Canadian cannabis manufacturer Ayurcann Holdings Corp. (CSE: AYUR) (OTCQB: AYURF) terminated its planned business combination with Arogo Capital Acquisition Corp. (NASDAQ: AOGO), a special purpose acquisition company, citing failures to meet key regulatory requirements.

The Ontario-based company sent Arogo a termination letter stating the SPAC failed to fulfill covenants related to stock exchange listing and public filings, according to a statement Thursday. Under the termination agreement, Arogo is required to pay Ayurcann a $250,000 fee, though Ayurcann noted it “disputes any payment demand from Arogo in connection with the termination.”
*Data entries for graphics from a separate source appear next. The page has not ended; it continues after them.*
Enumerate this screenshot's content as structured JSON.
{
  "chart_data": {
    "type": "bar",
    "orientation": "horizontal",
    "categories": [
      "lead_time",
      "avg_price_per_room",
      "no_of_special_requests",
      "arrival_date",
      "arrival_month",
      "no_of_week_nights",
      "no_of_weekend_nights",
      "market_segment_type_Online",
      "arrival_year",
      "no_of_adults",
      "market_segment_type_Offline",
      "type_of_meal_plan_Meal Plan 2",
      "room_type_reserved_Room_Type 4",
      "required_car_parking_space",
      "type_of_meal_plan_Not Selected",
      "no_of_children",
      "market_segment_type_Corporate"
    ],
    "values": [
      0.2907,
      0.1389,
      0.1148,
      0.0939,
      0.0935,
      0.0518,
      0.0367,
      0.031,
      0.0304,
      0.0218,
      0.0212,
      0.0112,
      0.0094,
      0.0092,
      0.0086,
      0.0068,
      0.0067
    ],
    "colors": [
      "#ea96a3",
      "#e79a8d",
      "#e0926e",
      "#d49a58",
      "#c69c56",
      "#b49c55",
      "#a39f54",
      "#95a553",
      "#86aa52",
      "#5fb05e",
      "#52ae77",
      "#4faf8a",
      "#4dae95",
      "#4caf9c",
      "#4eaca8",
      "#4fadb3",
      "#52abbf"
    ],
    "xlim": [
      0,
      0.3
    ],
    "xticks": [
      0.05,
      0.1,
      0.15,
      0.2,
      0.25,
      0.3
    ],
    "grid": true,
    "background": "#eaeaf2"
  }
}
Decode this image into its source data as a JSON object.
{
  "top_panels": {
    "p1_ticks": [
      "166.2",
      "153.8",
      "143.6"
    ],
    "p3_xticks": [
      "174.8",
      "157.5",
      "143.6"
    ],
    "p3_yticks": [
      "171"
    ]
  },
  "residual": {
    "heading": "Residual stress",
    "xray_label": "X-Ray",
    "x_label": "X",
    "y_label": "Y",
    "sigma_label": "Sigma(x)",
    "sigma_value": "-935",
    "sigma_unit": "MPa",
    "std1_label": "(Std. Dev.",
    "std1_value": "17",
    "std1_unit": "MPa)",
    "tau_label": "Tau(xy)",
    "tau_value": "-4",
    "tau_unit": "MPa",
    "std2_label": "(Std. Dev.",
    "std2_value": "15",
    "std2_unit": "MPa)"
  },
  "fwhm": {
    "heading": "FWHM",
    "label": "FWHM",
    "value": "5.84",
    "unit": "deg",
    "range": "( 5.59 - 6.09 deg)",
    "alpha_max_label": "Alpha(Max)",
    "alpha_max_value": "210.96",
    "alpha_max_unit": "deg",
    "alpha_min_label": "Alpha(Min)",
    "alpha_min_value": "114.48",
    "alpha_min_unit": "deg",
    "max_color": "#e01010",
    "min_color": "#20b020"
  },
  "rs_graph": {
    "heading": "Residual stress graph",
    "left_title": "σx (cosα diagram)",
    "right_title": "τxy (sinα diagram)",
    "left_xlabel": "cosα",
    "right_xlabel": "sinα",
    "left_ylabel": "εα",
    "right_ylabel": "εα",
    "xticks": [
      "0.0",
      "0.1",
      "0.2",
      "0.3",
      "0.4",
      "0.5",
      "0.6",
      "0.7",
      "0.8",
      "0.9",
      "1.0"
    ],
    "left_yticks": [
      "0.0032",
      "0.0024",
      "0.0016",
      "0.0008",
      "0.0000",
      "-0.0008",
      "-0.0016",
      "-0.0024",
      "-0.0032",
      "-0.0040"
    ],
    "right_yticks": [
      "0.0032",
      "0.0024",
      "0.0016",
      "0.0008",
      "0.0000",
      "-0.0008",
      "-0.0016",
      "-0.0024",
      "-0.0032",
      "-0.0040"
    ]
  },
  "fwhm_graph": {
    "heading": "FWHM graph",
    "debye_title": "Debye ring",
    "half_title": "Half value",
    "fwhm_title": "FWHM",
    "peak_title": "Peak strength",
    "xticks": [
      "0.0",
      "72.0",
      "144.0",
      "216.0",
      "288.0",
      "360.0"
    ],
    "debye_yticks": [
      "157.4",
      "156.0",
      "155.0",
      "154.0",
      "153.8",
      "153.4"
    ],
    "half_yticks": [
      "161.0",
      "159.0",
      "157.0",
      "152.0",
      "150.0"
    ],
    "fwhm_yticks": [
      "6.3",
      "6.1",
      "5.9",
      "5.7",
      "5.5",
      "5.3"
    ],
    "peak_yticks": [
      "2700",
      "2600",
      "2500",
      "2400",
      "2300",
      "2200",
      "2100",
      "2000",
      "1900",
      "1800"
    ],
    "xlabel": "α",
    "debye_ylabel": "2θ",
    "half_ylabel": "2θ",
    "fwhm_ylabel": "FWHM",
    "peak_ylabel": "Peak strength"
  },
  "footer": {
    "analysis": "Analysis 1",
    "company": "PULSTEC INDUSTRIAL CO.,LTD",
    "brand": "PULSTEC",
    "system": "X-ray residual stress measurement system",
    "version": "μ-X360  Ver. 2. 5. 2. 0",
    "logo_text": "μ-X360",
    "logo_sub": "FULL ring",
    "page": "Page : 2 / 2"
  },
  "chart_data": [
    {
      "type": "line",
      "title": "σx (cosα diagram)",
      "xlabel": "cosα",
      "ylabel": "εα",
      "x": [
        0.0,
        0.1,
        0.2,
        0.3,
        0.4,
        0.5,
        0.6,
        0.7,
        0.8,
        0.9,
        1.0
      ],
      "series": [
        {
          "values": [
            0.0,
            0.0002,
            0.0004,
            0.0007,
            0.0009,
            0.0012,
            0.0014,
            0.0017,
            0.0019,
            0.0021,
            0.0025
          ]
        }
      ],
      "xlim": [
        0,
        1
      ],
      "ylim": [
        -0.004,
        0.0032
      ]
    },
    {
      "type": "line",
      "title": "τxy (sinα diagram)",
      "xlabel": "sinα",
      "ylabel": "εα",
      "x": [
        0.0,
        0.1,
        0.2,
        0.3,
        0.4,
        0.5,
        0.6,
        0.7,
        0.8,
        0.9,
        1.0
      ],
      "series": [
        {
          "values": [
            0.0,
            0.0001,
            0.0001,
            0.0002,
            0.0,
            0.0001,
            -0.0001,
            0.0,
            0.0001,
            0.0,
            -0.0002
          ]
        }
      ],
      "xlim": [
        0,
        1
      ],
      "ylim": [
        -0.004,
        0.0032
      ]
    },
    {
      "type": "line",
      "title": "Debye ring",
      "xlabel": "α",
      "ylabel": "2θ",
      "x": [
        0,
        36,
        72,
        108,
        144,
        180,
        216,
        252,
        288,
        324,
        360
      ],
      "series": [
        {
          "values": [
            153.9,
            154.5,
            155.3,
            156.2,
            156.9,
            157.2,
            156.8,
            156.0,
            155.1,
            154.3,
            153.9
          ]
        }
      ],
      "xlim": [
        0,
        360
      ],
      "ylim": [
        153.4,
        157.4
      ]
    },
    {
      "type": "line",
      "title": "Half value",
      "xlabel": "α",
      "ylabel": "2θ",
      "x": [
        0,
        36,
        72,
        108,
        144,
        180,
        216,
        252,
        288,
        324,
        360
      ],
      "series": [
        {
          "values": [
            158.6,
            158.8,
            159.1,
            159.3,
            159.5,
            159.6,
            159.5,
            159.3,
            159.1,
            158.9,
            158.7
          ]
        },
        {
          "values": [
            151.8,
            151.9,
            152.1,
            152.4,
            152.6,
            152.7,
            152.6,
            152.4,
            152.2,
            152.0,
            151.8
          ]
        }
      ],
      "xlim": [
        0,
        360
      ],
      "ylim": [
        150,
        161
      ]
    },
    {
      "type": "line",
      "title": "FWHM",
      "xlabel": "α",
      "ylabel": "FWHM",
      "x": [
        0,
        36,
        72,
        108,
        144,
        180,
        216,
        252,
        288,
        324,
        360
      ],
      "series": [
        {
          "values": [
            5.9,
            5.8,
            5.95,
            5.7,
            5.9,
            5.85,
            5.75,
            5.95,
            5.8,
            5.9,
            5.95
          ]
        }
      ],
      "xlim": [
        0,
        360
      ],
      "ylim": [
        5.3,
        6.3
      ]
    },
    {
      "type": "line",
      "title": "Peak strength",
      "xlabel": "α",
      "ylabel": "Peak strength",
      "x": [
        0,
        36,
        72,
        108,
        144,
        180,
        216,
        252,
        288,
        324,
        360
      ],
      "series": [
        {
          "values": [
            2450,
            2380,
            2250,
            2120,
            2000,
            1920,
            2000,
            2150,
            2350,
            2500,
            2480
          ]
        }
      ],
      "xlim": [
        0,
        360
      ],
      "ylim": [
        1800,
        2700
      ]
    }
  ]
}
The deal’s collapse comes less than five months after the companies announced plans to combine in a transaction that valued the merged entity at approximately $210 million. The proposed merger also would have given Ayurcann access to up to $19.6 million in cash.

Ayurcann has worked to expand its presence in Canada’s cannabis market, focusing on extraction services and branded products. The company reported revenue of C$25.2 million for fiscal 2024, up 101% from C$12.5 million the previous year, according to filings. However, it posted a net loss of nearly C$4 million for the latest fiscal year.

The termination follows a pattern of challenged cannabis SPAC deals amid broader market volatility and sector-specific headwinds. Ayurcann’s working capital deficit grew to C$2.1 million as of June 30, versus C$706,437 a year earlier, filings show.

Ayurcann’s announcement comes just a day after Arogo initiated its own claim that the transaction had been terminated, demanding the same $250,000 fee that Ayurcann now seeks to collect.